On 10/31/2014 01:28 AM, Joonsoo Kim wrote:
> On Tue, Oct 28, 2014 at 12:08:46PM -0700, Florian Fainelli wrote:
>> Hello,
>>
>> While debugging why some dma_alloc_coherent() allocations where
>> returning NULL on our brcmstb platform, specifically with
>> drivers/net/ethernet/broadcom/bcmcsysport.c, I came across the
>> fatal_signal_pending() check in mm/page_alloc.c which is there.
>>
>> This driver calls dma_alloc_coherent(, GFP_KERNEL) which ends up making
>> a coherent allocation from a CMA region on our platform. Since that
>> allocation is allowed to sleep, and because we are in bcm_syport_open(),
>> executed from process context, a pending signal makes
>> dma_alloc_coherent() return NULL.
> 
> Hello, Florian.
> 
> fatal_signal_pending means that there is SIGKILL on that process.
> I guess that caller of dma_alloc_coherent() will die soon.
> In this case, why CMA should be succeed?

I agree that the CMA allocation should not be allowed to succeed, but
the dma_alloc_coherent() allocation should succeed. If we look at the
sysport driver, there are kmalloc() calls to initialize private
structures, those will succeed (except under high memory pressure), so
by the same token, a driver expects DMA allocations to succeed (unless
we are under high memory pressure)

What are we trying to solve exactly with the fatal_signal_pending()
check here? Are we just optimizing for the case where a process has
allocated from a CMA region to allow this region to be returned to the
pool of free pages when it gets killed? Could there be another mechanism
used to reclaim those pages if we know the process is getting killed anyway?

> 
>>
>> There are two ways I could fix this:
>>
>> - use a GFP_ATOMIC allocation, which would avoid this sensitivity to a
>> pending signal being fatal (we suffer from the same issue in
>> bcm_sysport_resume)
>>
>> - move the DMA coherent allocation before bcm_sysport_open(), in the
>> driver's probe function, but if the network interface is never used, we
>> would be waisting precious DMA coherent memory for nothing (it is only 4
>> bytes times 32 but still
> 
> I guess that it is okay that bcm_sysport_open() return -EINTR?

Well, not really.
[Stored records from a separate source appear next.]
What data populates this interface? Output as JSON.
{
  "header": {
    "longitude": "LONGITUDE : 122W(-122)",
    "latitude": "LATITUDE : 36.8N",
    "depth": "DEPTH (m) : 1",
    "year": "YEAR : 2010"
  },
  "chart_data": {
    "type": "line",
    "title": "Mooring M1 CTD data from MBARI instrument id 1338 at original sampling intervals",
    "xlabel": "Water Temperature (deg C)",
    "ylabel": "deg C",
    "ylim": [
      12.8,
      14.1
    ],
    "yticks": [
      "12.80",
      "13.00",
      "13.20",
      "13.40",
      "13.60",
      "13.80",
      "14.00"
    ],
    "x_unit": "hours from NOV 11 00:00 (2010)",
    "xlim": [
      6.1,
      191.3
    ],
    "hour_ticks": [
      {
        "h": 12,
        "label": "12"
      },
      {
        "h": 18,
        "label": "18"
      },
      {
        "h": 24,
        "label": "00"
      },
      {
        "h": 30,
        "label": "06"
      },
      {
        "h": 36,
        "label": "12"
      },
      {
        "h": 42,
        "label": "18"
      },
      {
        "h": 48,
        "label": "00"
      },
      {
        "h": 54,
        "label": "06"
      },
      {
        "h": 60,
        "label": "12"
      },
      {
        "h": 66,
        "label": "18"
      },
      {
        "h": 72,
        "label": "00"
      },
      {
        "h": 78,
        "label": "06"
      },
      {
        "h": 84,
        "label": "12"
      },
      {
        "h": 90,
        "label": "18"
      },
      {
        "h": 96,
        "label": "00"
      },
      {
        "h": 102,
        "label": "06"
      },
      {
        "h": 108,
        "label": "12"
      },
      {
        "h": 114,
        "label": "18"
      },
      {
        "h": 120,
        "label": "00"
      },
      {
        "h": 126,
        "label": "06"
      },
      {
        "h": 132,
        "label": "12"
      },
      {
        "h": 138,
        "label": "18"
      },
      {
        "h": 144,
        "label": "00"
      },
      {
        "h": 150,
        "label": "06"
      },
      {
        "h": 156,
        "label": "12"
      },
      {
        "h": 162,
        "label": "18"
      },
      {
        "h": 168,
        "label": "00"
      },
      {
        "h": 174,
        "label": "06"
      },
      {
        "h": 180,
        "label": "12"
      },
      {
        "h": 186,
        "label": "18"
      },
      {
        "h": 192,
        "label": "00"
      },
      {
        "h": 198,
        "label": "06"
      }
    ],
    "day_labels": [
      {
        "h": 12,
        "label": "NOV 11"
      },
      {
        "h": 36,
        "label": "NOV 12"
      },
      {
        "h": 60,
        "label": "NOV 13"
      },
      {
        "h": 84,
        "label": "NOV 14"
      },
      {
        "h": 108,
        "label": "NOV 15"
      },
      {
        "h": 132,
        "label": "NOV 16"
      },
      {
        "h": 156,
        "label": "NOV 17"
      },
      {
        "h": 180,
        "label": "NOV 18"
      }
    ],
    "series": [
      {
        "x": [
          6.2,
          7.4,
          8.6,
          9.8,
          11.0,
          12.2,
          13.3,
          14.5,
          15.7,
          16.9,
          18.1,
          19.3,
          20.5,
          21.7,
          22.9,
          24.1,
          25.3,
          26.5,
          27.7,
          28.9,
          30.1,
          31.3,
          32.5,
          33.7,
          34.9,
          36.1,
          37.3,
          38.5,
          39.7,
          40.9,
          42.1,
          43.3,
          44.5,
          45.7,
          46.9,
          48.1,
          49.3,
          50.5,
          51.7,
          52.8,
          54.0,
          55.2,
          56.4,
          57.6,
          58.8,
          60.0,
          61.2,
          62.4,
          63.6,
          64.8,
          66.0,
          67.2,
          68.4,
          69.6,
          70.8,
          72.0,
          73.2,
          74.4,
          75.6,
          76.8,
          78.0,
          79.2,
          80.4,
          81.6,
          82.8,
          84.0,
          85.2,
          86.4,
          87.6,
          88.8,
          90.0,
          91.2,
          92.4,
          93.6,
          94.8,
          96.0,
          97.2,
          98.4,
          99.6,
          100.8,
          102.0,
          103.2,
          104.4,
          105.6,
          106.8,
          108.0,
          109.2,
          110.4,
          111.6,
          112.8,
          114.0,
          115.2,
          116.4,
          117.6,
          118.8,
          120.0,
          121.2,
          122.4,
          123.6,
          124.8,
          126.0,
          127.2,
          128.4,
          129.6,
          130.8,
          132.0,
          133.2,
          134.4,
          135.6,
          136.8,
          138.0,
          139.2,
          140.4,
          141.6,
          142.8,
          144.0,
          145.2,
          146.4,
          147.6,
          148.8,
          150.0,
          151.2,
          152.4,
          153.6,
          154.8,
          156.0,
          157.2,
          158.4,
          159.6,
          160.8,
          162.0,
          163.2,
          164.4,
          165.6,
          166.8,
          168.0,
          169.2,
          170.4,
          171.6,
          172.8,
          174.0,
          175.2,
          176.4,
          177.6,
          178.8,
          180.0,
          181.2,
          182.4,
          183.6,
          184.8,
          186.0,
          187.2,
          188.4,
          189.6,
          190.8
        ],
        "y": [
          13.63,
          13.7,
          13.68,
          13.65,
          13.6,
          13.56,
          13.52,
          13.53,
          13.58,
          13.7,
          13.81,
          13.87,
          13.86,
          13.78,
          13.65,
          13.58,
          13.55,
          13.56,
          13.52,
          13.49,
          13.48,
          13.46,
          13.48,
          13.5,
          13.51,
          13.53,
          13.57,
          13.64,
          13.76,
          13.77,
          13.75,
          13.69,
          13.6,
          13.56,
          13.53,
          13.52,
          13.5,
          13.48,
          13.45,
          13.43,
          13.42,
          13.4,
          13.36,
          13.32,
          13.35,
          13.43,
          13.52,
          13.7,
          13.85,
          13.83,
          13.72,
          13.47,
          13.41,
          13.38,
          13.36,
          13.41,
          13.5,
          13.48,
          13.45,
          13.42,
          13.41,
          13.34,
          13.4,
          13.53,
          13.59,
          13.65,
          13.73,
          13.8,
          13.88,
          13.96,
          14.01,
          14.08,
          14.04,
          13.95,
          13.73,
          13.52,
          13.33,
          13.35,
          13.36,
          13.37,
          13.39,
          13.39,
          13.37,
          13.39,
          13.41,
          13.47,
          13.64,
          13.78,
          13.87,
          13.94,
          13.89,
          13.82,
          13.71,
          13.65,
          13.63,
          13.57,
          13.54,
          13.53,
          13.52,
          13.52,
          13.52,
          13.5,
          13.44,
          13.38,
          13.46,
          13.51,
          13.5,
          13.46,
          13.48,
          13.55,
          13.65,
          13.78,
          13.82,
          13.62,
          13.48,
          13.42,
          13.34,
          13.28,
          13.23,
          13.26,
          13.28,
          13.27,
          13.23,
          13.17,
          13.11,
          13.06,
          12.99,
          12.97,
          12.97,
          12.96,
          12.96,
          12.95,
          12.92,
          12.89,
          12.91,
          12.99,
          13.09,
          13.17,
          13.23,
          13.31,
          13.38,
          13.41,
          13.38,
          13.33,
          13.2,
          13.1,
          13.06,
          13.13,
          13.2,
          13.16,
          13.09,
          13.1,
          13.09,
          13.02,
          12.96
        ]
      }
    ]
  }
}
This driver is not an isolated case, there are tons of
other networking drivers that do exactly the same thing, and we do
expect these dma_alloc_* calls to succeed.
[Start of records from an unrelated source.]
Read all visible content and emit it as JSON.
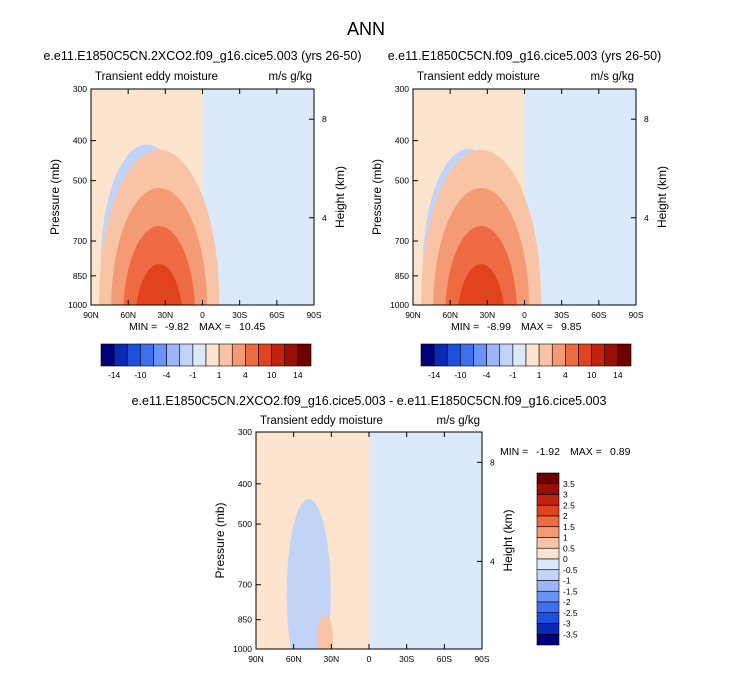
{
  "page": {
    "title": "ANN"
  },
  "chart_data": [
    {
      "type": "heatmap",
      "title": "e.e11.E1850C5CN.2XCO2.f09_g16.cice5.003 (yrs 26-50)",
      "subtitle_left": "Transient eddy moisture",
      "subtitle_right": "m/s g/kg",
      "ylabel": "Pressure (mb)",
      "y2label": "Height (km)",
      "x_ticks": [
        "90N",
        "60N",
        "30N",
        "0",
        "30S",
        "60S",
        "90S"
      ],
      "y_ticks": [
        "300",
        "400",
        "500",
        "700",
        "850",
        "1000"
      ],
      "y2_ticks": [
        "8",
        "4"
      ],
      "ylim": [
        1000,
        300
      ],
      "min_label": "MIN =",
      "min_value": "-9.82",
      "max_label": "MAX =",
      "max_value": "10.45",
      "zero_latitude": 0,
      "neg_lobe": {
        "lat": 45,
        "p": 780
      },
      "pos_lobe": {
        "lat": 35,
        "p": 930
      },
      "legend_ticks": [
        "-14",
        "-10",
        "-4",
        "-1",
        "1",
        "4",
        "10",
        "14"
      ]
    },
    {
      "type": "heatmap",
      "title": "e.e11.E1850C5CN.f09_g16.cice5.003 (yrs 26-50)",
      "subtitle_left": "Transient eddy moisture",
      "subtitle_right": "m/s g/kg",
      "ylabel": "Pressure (mb)",
      "y2label": "Height (km)",
      "x_ticks": [
        "90N",
        "60N",
        "30N",
        "0",
        "30S",
        "60S",
        "90S"
      ],
      "y_ticks": [
        "300",
        "400",
        "500",
        "700",
        "850",
        "1000"
      ],
      "y2_ticks": [
        "8",
        "4"
      ],
      "ylim": [
        1000,
        300
      ],
      "min_label": "MIN =",
      "min_value": "-8.99",
      "max_label": "MAX =",
      "max_value": "9.85",
      "zero_latitude": 0,
      "neg_lobe": {
        "lat": 45,
        "p": 800
      },
      "pos_lobe": {
        "lat": 35,
        "p": 930
      },
      "legend_ticks": [
        "-14",
        "-10",
        "-4",
        "-1",
        "1",
        "4",
        "10",
        "14"
      ]
    },
    {
      "type": "heatmap",
      "title": "e.e11.E1850C5CN.2XCO2.f09_g16.cice5.003 - e.e11.E1850C5CN.f09_g16.cice5.003",
      "subtitle_left": "Transient eddy moisture",
      "subtitle_right": "m/s g/kg",
      "ylabel": "Pressure (mb)",
      "y2label": "Height (km)",
      "x_ticks": [
        "90N",
        "60N",
        "30N",
        "0",
        "30S",
        "60S",
        "90S"
      ],
      "y_ticks": [
        "300",
        "400",
        "500",
        "700",
        "850",
        "1000"
      ],
      "y2_ticks": [
        "8",
        "4"
      ],
      "ylim": [
        1000,
        300
      ],
      "min_label": "MIN =",
      "min_value": "-1.92",
      "max_label": "MAX =",
      "max_value": "0.89",
      "zero_latitude": 0,
      "neg_lobe": {
        "lat": 48,
        "p": 720
      },
      "pos_lobe": {
        "lat": 35,
        "p": 950
      },
      "legend_ticks": [
        "3.5",
        "3",
        "2.5",
        "2",
        "1.5",
        "1",
        "0.5",
        "0",
        "-0.5",
        "-1",
        "-1.5",
        "-2",
        "-2.5",
        "-3",
        "-3.5"
      ]
    }
  ],
  "colorbars": {
    "horizontal_colors": [
      "#00007d",
      "#0a2ab4",
      "#1d4fe0",
      "#3e6ff2",
      "#6b93f5",
      "#9ab6f7",
      "#c1d4f8",
      "#dbe9fb",
      "#fde4cf",
      "#f9c4a6",
      "#f49a74",
      "#ee6a43",
      "#e2431f",
      "#c22210",
      "#9a0e06",
      "#6e0000"
    ],
    "vertical_colors": [
      "#6e0000",
      "#9a0e06",
      "#c22210",
      "#e2431f",
      "#ee6a43",
      "#f49a74",
      "#f9c4a6",
      "#fde4cf",
      "#dbe9fb",
      "#c1d4f8",
      "#9ab6f7",
      "#6b93f5",
      "#3e6ff2",
      "#1d4fe0",
      "#0a2ab4",
      "#00007d"
    ]
  }
}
I think we would want to ignore the fatal_signal_pending() check for
allocations coming through the dma_alloc_* API, although I agree this
could be a tough one when they are done from process context.
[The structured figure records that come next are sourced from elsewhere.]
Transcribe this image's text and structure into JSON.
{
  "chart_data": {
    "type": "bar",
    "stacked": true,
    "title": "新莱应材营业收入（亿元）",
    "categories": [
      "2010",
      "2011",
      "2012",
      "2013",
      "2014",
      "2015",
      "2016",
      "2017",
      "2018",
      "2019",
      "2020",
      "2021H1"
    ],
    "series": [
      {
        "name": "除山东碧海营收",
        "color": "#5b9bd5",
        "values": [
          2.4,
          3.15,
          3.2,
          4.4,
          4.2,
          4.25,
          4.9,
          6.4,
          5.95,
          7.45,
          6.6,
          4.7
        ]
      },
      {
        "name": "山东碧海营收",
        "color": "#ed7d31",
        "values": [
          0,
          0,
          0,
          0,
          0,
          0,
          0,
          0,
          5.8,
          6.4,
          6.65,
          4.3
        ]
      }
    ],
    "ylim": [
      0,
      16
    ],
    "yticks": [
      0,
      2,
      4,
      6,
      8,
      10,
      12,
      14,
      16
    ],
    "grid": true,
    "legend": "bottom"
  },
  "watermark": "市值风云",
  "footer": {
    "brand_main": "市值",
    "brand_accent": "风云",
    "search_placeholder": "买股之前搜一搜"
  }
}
Updating all drivers to switch to GFP_ATOMIC allocations is not a good
idea, since that would exhaust the atomic DMA coherent pool for no good
reason.

FYI, we are hitting the same problem during suspend/resume, if you are
unlucky enough the suspending process get interrupted, you can get a lot
of crashes from drivers that do not expect their dma_alloc_coherent()
allocation to be sensible to signals.